At the top of this hierarchical structure is a self-centered action model, or a series of first-person images, which infer which actions should be taken based on the surrounding environment. At this stage, the observation plan from the video model is mapped onto the space visible to the robot, helping the machine determine how to execute each task within the long-term goal. If the robot is using HiP to make tea, it means it will precisely map out the positions of the pot, sink, and other key visual elements and begin accomplishing each sub-goal.

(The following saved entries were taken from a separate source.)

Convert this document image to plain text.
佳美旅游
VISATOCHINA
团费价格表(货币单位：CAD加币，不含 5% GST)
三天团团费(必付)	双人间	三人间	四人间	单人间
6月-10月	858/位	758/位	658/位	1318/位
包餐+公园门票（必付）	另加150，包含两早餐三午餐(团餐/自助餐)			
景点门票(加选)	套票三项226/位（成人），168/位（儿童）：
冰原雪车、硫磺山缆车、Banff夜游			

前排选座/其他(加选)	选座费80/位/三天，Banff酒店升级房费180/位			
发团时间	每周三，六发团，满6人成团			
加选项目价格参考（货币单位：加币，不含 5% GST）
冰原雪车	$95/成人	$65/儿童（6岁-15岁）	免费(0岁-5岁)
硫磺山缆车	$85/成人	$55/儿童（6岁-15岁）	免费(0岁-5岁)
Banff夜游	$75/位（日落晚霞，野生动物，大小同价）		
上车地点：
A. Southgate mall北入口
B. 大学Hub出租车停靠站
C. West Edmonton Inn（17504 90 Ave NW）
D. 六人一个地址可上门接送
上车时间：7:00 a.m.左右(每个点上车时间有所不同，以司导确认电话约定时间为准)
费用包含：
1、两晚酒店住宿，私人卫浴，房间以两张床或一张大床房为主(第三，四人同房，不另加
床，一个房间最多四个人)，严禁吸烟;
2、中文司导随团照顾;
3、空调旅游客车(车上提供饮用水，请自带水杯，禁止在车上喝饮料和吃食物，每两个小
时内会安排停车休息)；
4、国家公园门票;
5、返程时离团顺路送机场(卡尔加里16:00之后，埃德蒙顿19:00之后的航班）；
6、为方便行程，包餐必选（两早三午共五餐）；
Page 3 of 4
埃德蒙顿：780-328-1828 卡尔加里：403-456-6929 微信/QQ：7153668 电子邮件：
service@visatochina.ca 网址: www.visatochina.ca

However, this multimodal work is limited by the lack of high-quality video base models. Once high-quality models are available, they can interface with HiP's small-scale video model to further enhance visual sequence prediction and robot action generation. A higher-quality version would also reduce the current data requirements of the video model.

That being said, the CSAIL team's approach only uses a small amount of data overall. Additionally, HiP has low training costs and demonstrates the potential of using off-the-shelf base models to accomplish long-term tasks.

"What Anurag has shown is how we can combine models trained on different tasks and data modalities into a proof-of-concept for a robot planning model," said Pulkit Agrawal, an assistant professor in MIT's EECS department and director of the Low Probability of Intercept AI Lab. "In the future, HiP could be enhanced with pre-trained models that can handle touch and sound for better planning." The team is also considering applying HiP to solve long-term robot tasks in the real world.